Bradbury has used several pseudonyms throughout his career including Doug Rogers, Ron Reynolds, Guy Amory, Omega, Anthony Corvais, E. Cunningham, Brian Eldred, Cecil Claybourne Cunningham, D. Lerium Tremaine, Edward Banks, D. R. Banet, William Elliott, Brett Sterling, Leonard Spaulding, Leonard Douglas, and Douglas Spaulding.
Ray Bradbury’s Works
Dark Carnival (1947)
The Martian Chronicles (1950)
The Illustrated Man (1951)
No Man is an Island (1952)
Fahrenheit 451 (1953)
The Golden Apples of the Sun (1953)
The October Country (1955)
Switch On the Night (1955)
Dandelion Wine (1957)
Sun and Shadow (1957)
A Medicine For Melancholy (1960)
Something Wicked This Way Comes (1962)
The Essence of Creative Writing: Letters to a Young Aspiring Author (1962)
R Is For Rocket (1962)
The Anthem Sprinters And Other Antics (1963)

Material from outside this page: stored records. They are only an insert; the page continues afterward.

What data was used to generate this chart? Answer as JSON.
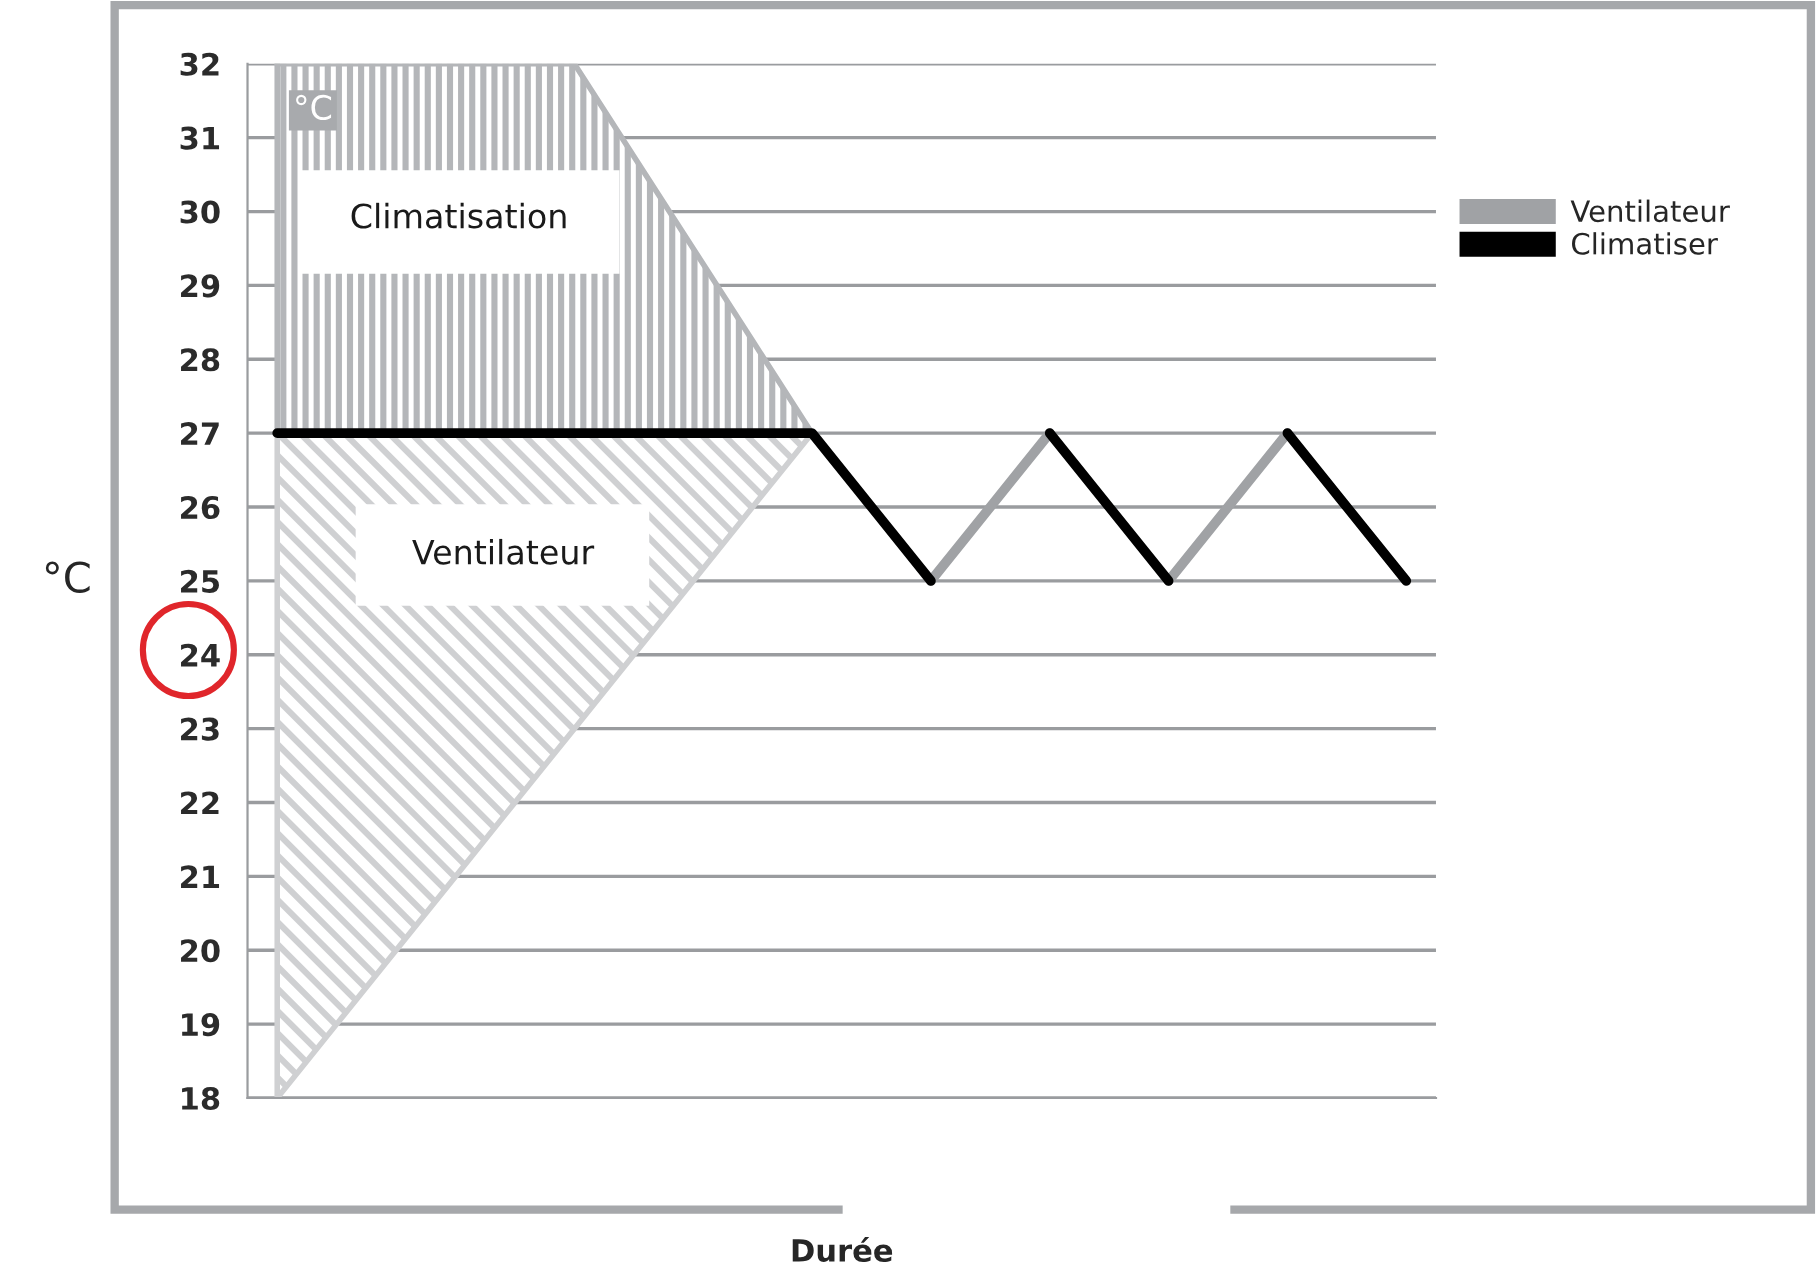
{
  "chart_data": {
    "type": "line",
    "xlabel": "Durée",
    "ylabel": "°C",
    "categories": [
      null,
      null,
      null,
      null,
      null,
      null,
      null,
      null,
      null,
      null,
      null,
      null,
      null,
      null,
      null,
      null,
      null,
      null,
      null,
      null
    ],
    "ylim": [
      18,
      32
    ],
    "yticks": [
      18,
      19,
      20,
      21,
      22,
      23,
      24,
      25,
      26,
      27,
      28,
      29,
      30,
      31,
      32
    ],
    "grid": "y",
    "legend": "right",
    "marker": "none",
    "line_style": "solid",
    "series": [
      {
        "color": "#b4b6b9",
        "values": [
          32,
          32,
          32,
          32,
          32,
          32,
          30.75,
          29.5,
          28.25,
          27,
          null,
          null,
          null,
          null,
          null,
          null,
          null,
          null,
          null,
          null
        ],
        "lower": [
          27,
          27,
          27,
          27,
          27,
          27,
          27,
          27,
          27,
          27,
          null,
          null,
          null,
          null,
          null,
          null,
          null,
          null,
          null,
          null
        ],
        "upper": [
          32,
          32,
          32,
          32,
          32,
          32,
          30.75,
          29.5,
          28.25,
          27,
          null,
          null,
          null,
          null,
          null,
          null,
          null,
          null,
          null,
          null
        ]
      },
      {
        "color": "#cfd0d2",
        "values": [
          18,
          19,
          20,
          21,
          22,
          23,
          24,
          25,
          26,
          27,
          null,
          null,
          null,
          null,
          null,
          null,
          null,
          null,
          null,
          null
        ],
        "lower": [
          18,
          19,
          20,
          21,
          22,
          23,
          24,
          25,
          26,
          27,
          null,
          null,
          null,
          null,
          null,
          null,
          null,
          null,
          null,
          null
        ],
        "upper": [
          27,
          27,
          27,
          27,
          27,
          27,
          27,
          27,
          27,
          27,
          null,
          null,
          null,
          null,
          null,
          null,
          null,
          null,
          null,
          null
        ]
      },
      {
        "name": "Ventilateur",
        "color": "#a0a2a5",
        "values": [
          null,
          null,
          null,
          null,
          null,
          null,
          null,
          null,
          null,
          null,
          null,
          25,
          26,
          27,
          null,
          null,
          null,
          null,
          null,
          null
        ]
      },
      {
        "color": "#a0a2a5",
        "values": [
          null,
          null,
          null,
          null,
          null,
          null,
          null,
          null,
          null,
          null,
          null,
          null,
          null,
          null,
          null,
          25,
          26,
          27,
          null,
          null
        ]
      },
      {
        "name": "Climatiser",
        "color": "#000000",
        "values": [
          27,
          27,
          27,
          27,
          27,
          27,
          27,
          27,
          27,
          27,
          26,
          25,
          null,
          null,
          null,
          null,
          null,
          null,
          null,
          null
        ]
      },
      {
        "color": "#000000",
        "values": [
          null,
          null,
          null,
          null,
          null,
          null,
          null,
          null,
          null,
          null,
          null,
          null,
          null,
          27,
          26,
          25,
          null,
          null,
          null,
          null
        ]
      },
      {
        "color": "#000000",
        "values": [
          null,
          null,
          null,
          null,
          null,
          null,
          null,
          null,
          null,
          null,
          null,
          null,
          null,
          null,
          null,
          null,
          null,
          27,
          26,
          25
        ]
      }
    ],
    "annotations": [
      "°C",
      "Climatisation",
      "Ventilateur"
    ]
  }
}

The Machineries of Joy (1964)
The Pedestrian (1964)
The Autumn People (1965)
A Device Out of Time (1965)
The Vintage Bradbury (1965)
The Day It Rained Forever: A Comedy in One Act (1966)
The Pedestrian: A Fantasy in One Act (1966)
S Is For Space (1966)
Tomorrow Midnight (1966)
LITERARY / HISTORICAL INFORMATION
This text was first published in 1962, and it is highly possible that some of the ideas were created from Bradbury’s childhood experiences. Many of the actions the boys engage in have a very nineteen fifties feel to them, and it is clear that Main Street America does not look as it does in present society. The book was originally a series of short stories that evolved into a novel over the course of a few years. In 1983, Disney made the story into a film.